The Worldwide Lexicon Protocol includes several SOAP methods that are used to signal Internet users to contribute to participating WWL servers. These features are fully defined in the draft WWL protocol, and will enable WWL server operators to open their systems to public feedback as soon as they support the WWL protocol.
WWL developers are also working on presence awareness software (the ‘lexicon@home’ client) that silently monitors an internet user’s keyboard and mouse activity. When the program senses the user is not busy, and subject to the user’s notification preferences, it invokes a WWLRequest() method on one or more WWL servers to see if there are any jobs awaiting processing. A WWL server may ask users to define words, key in translations, translate a short block of text, or score submissions from other users.
This capability may also be embedded in existing client programs such as instant messaging software, smart cursor programs, browser plug-ins, etc. We are talking to software vendors that have a large installed base about adding WWL lexicon@home capability to future versions of their applications.
We hope to distribute a client program by early summer. We will most likely release this program once a sizeable number of dictionaries are participating in the WWL system.
- Building The Lexicon At Home Client
What Is The Multilingual Chat Service?
One of the most interesting applications for the worldwide lexicon is multilingual chat. This is NOT an automated translation system like Babelfish. Because chat is an interactive medium, it is possible to create software that uses the WWL to guide the sender in translating words or phrases into other languages as they are typing.
How can this work when other translation systems often fail?
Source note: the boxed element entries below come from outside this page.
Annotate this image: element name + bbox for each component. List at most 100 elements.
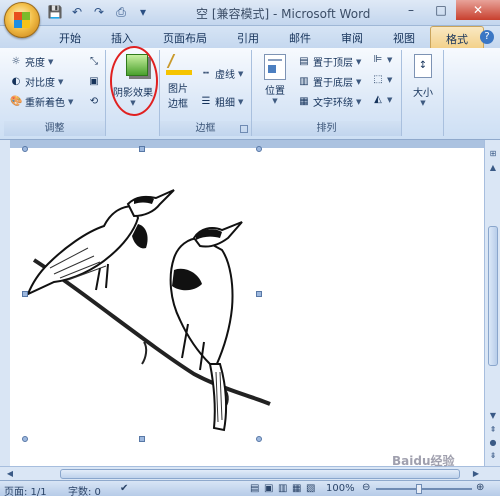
document-page [10,148,484,466]
word-count[interactable]: 字数: 0 [68,483,101,496]
position-button[interactable]: 位置 ▼ [258,54,292,105]
full-screen-view-icon[interactable]: ▣ [264,483,273,494]
previous-page-icon[interactable]: ⇞ [487,424,499,436]
resize-handle[interactable] [256,436,262,442]
ribbon: ☼ 亮度 ▼ ◐ 对比度 ▼ 🎨 重新着色 ▼ ⤡ ▣ ⟲ 调整 阴影效果 ▼ [0,48,500,140]
resize-handle[interactable] [22,436,28,442]
brightness-icon: ☼ [11,55,21,67]
page-count[interactable]: 页面: 1/1 [4,483,47,496]
vertical-scrollbar[interactable]: ⊞ ▲ ▼ ⇞ ● ⇟ [484,140,500,466]
change-picture-icon[interactable]: ▣ [88,76,100,88]
vertical-scroll-thumb[interactable] [488,226,498,366]
tab-references[interactable]: 引用 [222,26,274,48]
contrast-button[interactable]: ◐ 对比度 ▼ [10,74,64,90]
brightness-button[interactable]: ☼ 亮度 ▼ [10,54,54,70]
picture-border-label-2: 边框 [168,99,188,110]
resize-handle[interactable] [22,291,28,297]
dashes-button[interactable]: ┅ 虚线 ▼ [200,66,243,82]
customize-icon[interactable]: ▾ [134,4,152,20]
reset-picture-icon[interactable]: ⟲ [88,96,100,108]
window-controls: – □ ✕ [396,0,500,20]
scroll-right-icon[interactable]: ▶ [470,468,482,480]
chevron-down-icon: ▼ [387,56,393,64]
print-layout-view-icon[interactable]: ▤ [250,483,259,494]
birds-picture[interactable] [24,152,284,452]
web-layout-view-icon[interactable]: ▥ [278,483,287,494]
dialog-launcher-icon[interactable] [240,125,248,133]
dashes-label: 虚线 [215,70,235,81]
help-icon[interactable]: ? [480,30,494,44]
tab-page-layout[interactable]: 页面布局 [148,26,222,48]
zoom-slider[interactable] [376,488,472,490]
chevron-down-icon: ▼ [272,97,278,105]
zoom-level[interactable]: 100% [326,483,355,494]
horizontal-scroll-thumb[interactable] [60,469,460,479]
minimize-button[interactable]: – [396,0,426,20]
recolor-icon: 🎨 [10,95,23,107]
align-button[interactable]: ⊫ ▼ [372,54,393,66]
chevron-down-icon: ▼ [356,77,362,86]
resize-handle[interactable] [139,436,145,442]
print-icon[interactable]: ⎙ [112,4,130,20]
text-wrap-button[interactable]: ▦ 文字环绕 ▼ [298,94,362,110]
redo-icon[interactable]: ↷ [90,4,108,20]
contrast-label: 对比度 [25,78,55,89]
undo-icon[interactable]: ↶ [68,4,86,20]
draft-view-icon[interactable]: ▧ [306,483,315,494]
resize-handle[interactable] [256,291,262,297]
zoom-in-icon[interactable]: ⊕ [476,482,484,493]
tab-format[interactable]: 格式 [430,26,484,48]
tab-view[interactable]: 视图 [378,26,430,48]
maximize-button[interactable]: □ [426,0,456,20]
bring-front-button[interactable]: ▤ 置于顶层 ▼ [298,54,361,70]
office-logo-icon [14,12,30,28]
bring-front-icon: ▤ [299,55,309,67]
tab-review[interactable]: 审阅 [326,26,378,48]
resize-handle[interactable] [256,146,262,152]
group-border: 图片 边框 ┅ 虚线 ▼ ☰ 粗细 ▼ 边框 [160,50,252,136]
zoom-slider-knob[interactable] [416,484,422,494]
chevron-down-icon: ▼ [356,97,362,106]
office-button[interactable] [4,2,40,38]
recolor-button[interactable]: 🎨 重新着色 ▼ [10,94,73,110]
resize-handle[interactable] [22,146,28,152]
ribbon-tabs: 开始 插入 页面布局 引用 邮件 审阅 视图 格式 [0,26,500,48]
bring-front-label: 置于顶层 [313,58,353,69]
scroll-down-icon[interactable]: ▼ [487,410,499,422]
tab-home[interactable]: 开始 [44,26,96,48]
ruler-toggle-icon[interactable]: ⊞ [487,148,499,160]
picture-border-button[interactable]: 图片 边框 [160,80,196,110]
weight-icon: ☰ [201,95,211,107]
weight-button[interactable]: ☰ 粗细 ▼ [200,94,244,110]
size-button[interactable]: ↕ 大小 ▼ [406,54,440,107]
highlight-annotation [110,46,158,116]
close-button[interactable]: ✕ [456,0,500,20]
tab-insert[interactable]: 插入 [96,26,148,48]
contrast-icon: ◐ [11,75,21,87]
zoom-out-icon[interactable]: ⊖ [362,482,370,493]
group-objects-icon: ⬚ [373,74,383,85]
compress-picture-icon[interactable]: ⤡ [88,56,100,68]
scroll-left-icon[interactable]: ◀ [4,468,16,480]
group-arrange: 位置 ▼ ▤ 置于顶层 ▼ ▥ 置于底层 ▼ ▦ 文字环绕 ▼ ⊫ ▼ ⬚ ▼ ◭ ▼… [252,50,402,136]
recolor-label: 重新着色 [25,98,65,109]
next-page-icon[interactable]: ⇟ [487,450,499,462]
resize-handle[interactable] [139,146,145,152]
outline-view-icon[interactable]: ▦ [292,483,301,494]
vertical-ruler [0,140,10,466]
group-objects-button[interactable]: ⬚ ▼ [372,74,392,86]
dashes-icon: ┅ [202,67,210,79]
send-back-button[interactable]: ▥ 置于底层 ▼ [298,74,362,90]
save-icon[interactable]: 💾 [46,4,64,20]
group-adjust: ☼ 亮度 ▼ ◐ 对比度 ▼ 🎨 重新着色 ▼ ⤡ ▣ ⟲ 调整 [4,50,106,136]
align-icon: ⊫ [373,54,383,65]
proofing-icon[interactable]: ✔ [120,483,128,494]
chevron-down-icon: ▼ [420,99,426,107]
picture-border-icon[interactable] [166,54,192,76]
rotate-button[interactable]: ◭ ▼ [372,94,392,106]
scroll-up-icon[interactable]: ▲ [487,162,499,174]
tab-mailings[interactable]: 邮件 [274,26,326,48]
text-wrap-icon: ▦ [299,95,309,107]
status-bar: 页面: 1/1 字数: 0 ✔ ▤ ▣ ▥ ▦ ▧ 100% ⊖ ⊕ [0,480,500,496]
browse-object-icon[interactable]: ● [487,437,499,449]
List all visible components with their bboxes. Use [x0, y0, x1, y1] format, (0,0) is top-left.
There are two reasons why WWL multilingual chat will work. First, whenever the chat program encounters a word or phrase that has multiple meanings, it will prompt the user to disambiguate (clarify) the expression by choosing from several options. The computer is not attempting to guess the correct meaning for the word. It forces the user to do this by pressing an extra key or by selecting a menu item.
Second, chat users communicate with short, informal messages. They adapt to the limitations of the medium. (Most people do not type very quickly, so they avoid writing verbose messages). A WWL chat client will reward users who adapt to the system by using words that have fewer meanings, and by using simplified grammar.
We are working with the developers of the Jabber instant messaging network to create a basic toolset that developers can use to create instant messaging clients that facilitate bilingual and multilingual communication.
What Are You Doing For Quality Control?
Each WWL server operator decides the extent to which their system will allow public submissions. For example, a dictionary that indexes rapidly evolving slang expressions (such as those found in chat rooms) will, by necessity, be open to public submissions. Other dictionary owners will prefer to control access to their index, whether this is to preserve editorial control, or for copyright reasons.
The Worldwide Lexicon Protocol provides a mechanism for scoring entries so that dictionary operators can open their systems to public submissions while also filtering inaccurate and bogus submissions. The key to doing this is a randomized peer review process in which each new entry is submitted to several randomly chosen volunteers who agree to score new submissions.
In addition to the automated scoring system, dictionary owners can also implement their own internal review processes to double check the most popular entries, or submissions with borderline scores. Each dictionary owner can decide how strict they want publishing controls to be. Some may want new submissions to be immediately available to all users. Others may force new submissions to pass an automated or editor supervised review process.
Users can also decide which dictionaries they prefer to use. WWL servers that are known to be high quality can be given first priority for search requests. WWL servers of unknown or poor quality can be filtered. This can be done by the user, by WWL supernodes (which can collect user feedback), or some combination of both.